Depuis lors, Rossini vit dans les délices de ce dolce farniente, qu'il adore, voyageant de temps à autre dans l'intérieur de la péninsule, allant de Bologne à Milan, à Venise, à Florence, à Rome, à Naples; il n'a fait qu'un seul voyage en France, il y a une douzaine d'années, et les témoignages d'admiration et de respect dont il a été entouré n'ont réussi ni à lui faire rompre le silence en faveur d'un de nos théâtres, ni à le ramener dans le pays où il serait le mieux à même de jouir de sa gloire. Car, chose remarquable, l'Italie, avide de musique nouvelle, quelle qu'elle soit, néglige fort les œuvres du puissant génie qui domine de si haut l'art lyrique contemporain; l'Allemagne le goûte fort, il est vrai, aujourd'hui, mais le représente rarement. Paris est de toutes les capitales du monde celle où le nom et la musique de Rossini excitent toujours le plus d'enthousiasme, celle aussi où ses opéras sont relativement exécutés avec le plus d'éclat et de pompe, sinon avec la plus complète perfection.

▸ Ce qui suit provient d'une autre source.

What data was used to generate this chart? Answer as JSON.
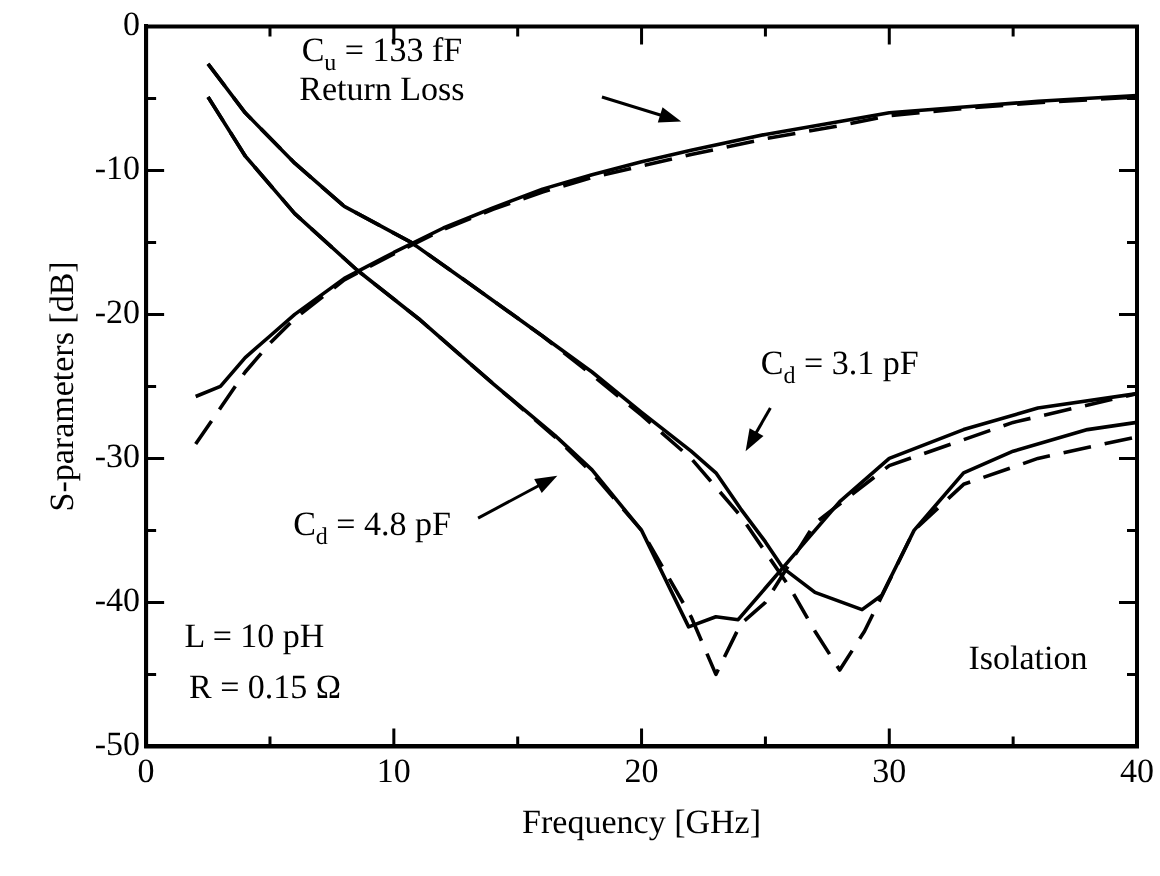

On a dit que Rossini était devenu indifférent à sa gloire musicale; il y a tout lieu de croire qu'on s'est trompé; on aura pris pour de l'indifférence quelque saillie ironique du spirituel auteur d'il Barbiere. Voici, dans ce genre, une anecdote qui nous paraît assez bien caractériser l'esprit volontiers mystificateur du grand maestro.
Un de nos amis se trouvait un jour, il y a une dizaine d'années, dans le bureau du secrétaire de la légation française à Rome, attendant un renseignement; il vit entrer un assez gros homme qu'à sa tournure, à sa mise et à son parapluie sous le bras, on aurait aisément pris pour un bon bourgeois romain, mais en qui il reconnut aussitôt l'auteur de Guillaume Tell. Retiré dans un angle de la salle, notre ami se prit à examiner le grand compositeur et à rechercher sur ce visage charnu, sur cette physionomie sensuelle, les lignes et les caractères du génie musical. Pendant ce temps-là, Rossini s'était approché du secrétaire, pour faire viser le passe-port d'une dame française qui se rendait à Naples. Le visa et le cachet apposés sur la feuille, on la rendit au gros homme, qui remercia, la mit dans sa poche et se dirigea vers la porte. Tout à coup, et comme ayant l'air de se raviser, il se retourna du côté du secrétaire, qui, jusque-là, n'avait paru faire aucune attention à lui:
—A propos, monsieur, lui dit-il en français, auriez-vous quelques commissions pour Naples; j'y accompagne madame N..., je m'en chargerais avec plaisir.
Le secrétaire regarda avec étonnement cet étrange monsieur qui, sans être connu de lui, venait ainsi à brûle-pourpoint lui faire de pareilles offres de services.
—Mais non, monsieur, lui répondit-il, d'un ton qui voulait dire en même temps: Voilà un plaisant original!
—Oh! vous pourriez m'en charger sans crainte, reprit le gros homme, en mettant la main sur le bouton de la porte, vous avez peut-être entendu parler de moi en France; je suis monsieur Rossini... un ancien compositeur de musique.
Le secrétaire se leva pour le saluer et s'excuser; mais Rossini avait déjà fermé la porte sur lui, et il se sauvait en riant.
Espérons que tout ancien compositeur de musique qu'il se dit, Rossini n'aura pas consacré exclusivement ses loisirs à la pêche et aux bons mots, et qu'un jour viendra où il y aura encore une page glorieuse à ajouter à cette biographie.